“My dear young man, you underestimate the detective instinct of village life. In St. Mary Mead everyone knows your most intimate affairs. There is no detective in England equal to a spinster lady of uncertain age with plenty of time on her hands.”
Fairly recently I was reminded that I’d never read a Miss Marple mystery, despite having read and enjoyed many of Christie’s mysteries featuring Hercule Poirot. It’s one of those bookish oversights that I can’t logically explain. My aunt was the first person to introduce me to Agatha Christie, when I was in high school. She gave me a hardcover collection of five famous Poirot cases, and I was hooked. This same aunt, however, prefers Miss Marple as a detective to Poirot, so why didn’t she give me Marple? And why has it taken me 20+ years to get around to reading one with the clever spinster? Perhaps we’ll never know.
In any case, I’m glad I finally tried one. This is the first featuring Marple, set in the fictional British village of St. Mary Mead. I was surprised to find that Marple is almost a side character in the book, albeit a vital one. The story is narrated by the Vicar himself, and the murder is one of those types where many in the village have a motive, and the victim is spectacularly unpopular. Colonel Protheroe is found shot to death sitting at the Vicar’s desk, and within hours we have two separate confessions from two probably suspects.
It felt very classically British and cozy, with all the gossipy spinsters contributing tidbits to the police investigation, as well as the Vicar himself dipping his toe into detective work. I very much enjoyed the tone and humor of the book, finding it recalled my beloved Barbara Pym at times. The Vicar’s wife, the much younger Griselda, is especially funny. He asks her at the beginning of the book what she’s got scheduled that day, and she replies,
“My duty,” said Griselda. “My duty as the Vicaress. Tea and scandal at four-thirty.”
“Who is coming?”
Griselda ticked them off her fingers with a glow of virtue on her face.
“Mrs. Price Ridley, Miss Weatherby, Miss Hartnell, and that terrible Miss Marple.”

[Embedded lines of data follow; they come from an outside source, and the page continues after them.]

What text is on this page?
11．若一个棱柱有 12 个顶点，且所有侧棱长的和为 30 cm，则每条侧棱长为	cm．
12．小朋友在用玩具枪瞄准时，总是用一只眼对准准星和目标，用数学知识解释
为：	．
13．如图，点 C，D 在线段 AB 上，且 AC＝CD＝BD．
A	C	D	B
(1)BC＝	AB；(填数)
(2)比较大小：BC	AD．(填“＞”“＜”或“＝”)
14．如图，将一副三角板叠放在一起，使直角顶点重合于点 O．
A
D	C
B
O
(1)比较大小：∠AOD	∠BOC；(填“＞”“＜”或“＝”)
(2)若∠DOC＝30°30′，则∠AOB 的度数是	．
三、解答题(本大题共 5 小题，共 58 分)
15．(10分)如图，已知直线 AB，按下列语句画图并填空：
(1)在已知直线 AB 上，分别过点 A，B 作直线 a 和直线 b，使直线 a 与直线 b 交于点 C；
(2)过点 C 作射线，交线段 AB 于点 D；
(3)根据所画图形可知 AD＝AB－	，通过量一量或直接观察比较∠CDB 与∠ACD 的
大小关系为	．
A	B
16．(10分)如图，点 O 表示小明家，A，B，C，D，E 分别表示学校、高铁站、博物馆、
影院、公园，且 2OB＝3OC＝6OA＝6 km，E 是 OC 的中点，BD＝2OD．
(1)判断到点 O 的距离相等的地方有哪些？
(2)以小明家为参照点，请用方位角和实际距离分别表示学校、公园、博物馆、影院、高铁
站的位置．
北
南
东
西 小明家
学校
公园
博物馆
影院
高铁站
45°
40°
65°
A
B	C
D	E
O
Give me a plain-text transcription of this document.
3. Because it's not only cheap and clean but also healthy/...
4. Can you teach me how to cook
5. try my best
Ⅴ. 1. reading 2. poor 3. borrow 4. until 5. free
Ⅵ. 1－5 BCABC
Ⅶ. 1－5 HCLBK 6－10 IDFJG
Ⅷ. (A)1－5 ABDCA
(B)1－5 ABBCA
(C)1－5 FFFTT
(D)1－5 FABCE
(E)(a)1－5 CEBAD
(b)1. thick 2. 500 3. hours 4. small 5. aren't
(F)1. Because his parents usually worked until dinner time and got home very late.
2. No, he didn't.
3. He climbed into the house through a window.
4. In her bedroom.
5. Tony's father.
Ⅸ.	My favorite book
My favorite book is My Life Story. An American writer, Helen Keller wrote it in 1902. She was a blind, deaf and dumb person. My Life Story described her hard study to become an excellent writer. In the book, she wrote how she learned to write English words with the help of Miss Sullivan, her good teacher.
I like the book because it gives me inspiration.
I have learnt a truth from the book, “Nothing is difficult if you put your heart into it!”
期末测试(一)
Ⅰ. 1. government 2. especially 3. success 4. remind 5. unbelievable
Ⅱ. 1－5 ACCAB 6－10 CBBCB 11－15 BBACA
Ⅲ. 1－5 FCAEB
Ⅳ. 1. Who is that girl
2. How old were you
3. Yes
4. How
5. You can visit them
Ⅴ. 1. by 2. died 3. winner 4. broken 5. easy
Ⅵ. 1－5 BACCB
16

“I rather like Miss Marple,” I said. “She has, at least, a sense of humor.”
“She’s the worst cat in the village,” said Griselda.
My only complaint is that this was a very slow read for me. It took me a week, and my paperback edition is only 230 pages long! I voiced my issue with a regular library patron who enjoys Christie and she said that the Marple mysteries do unfold at a slower pace than the Poirots. I don’t know if that’s true, but it’s certainly possible. Or perhaps it’s just this particular title. Any of you Christie fans care to weigh in on that one?
Despite the glacial pace, I did enjoy it. There’s some clever misdirection by the master mystery writer, and I (once again) did not guess the murderer. The Vicar and Vicaress were charming, and I found that Miss Marple grew on me as the story progressed. She is indeed a “shrewd” character, as the Vicar describes her. As all great amateur detectives are, she’s a keen observer of human nature, yet I found her to be humble as well – something I don’t think I can say of Hercule Poirot. I am most definitely going to try another one in the series and see how I like it. There are still many other Christie mysteries I’ve not yet read. I find myself reaching for these when I’m stressed or in a weird reading mood. They’re dependably entertaining and serve as palate-cleansers. No matter who the detective is, there will always be a place for Agatha Christie in my reading life.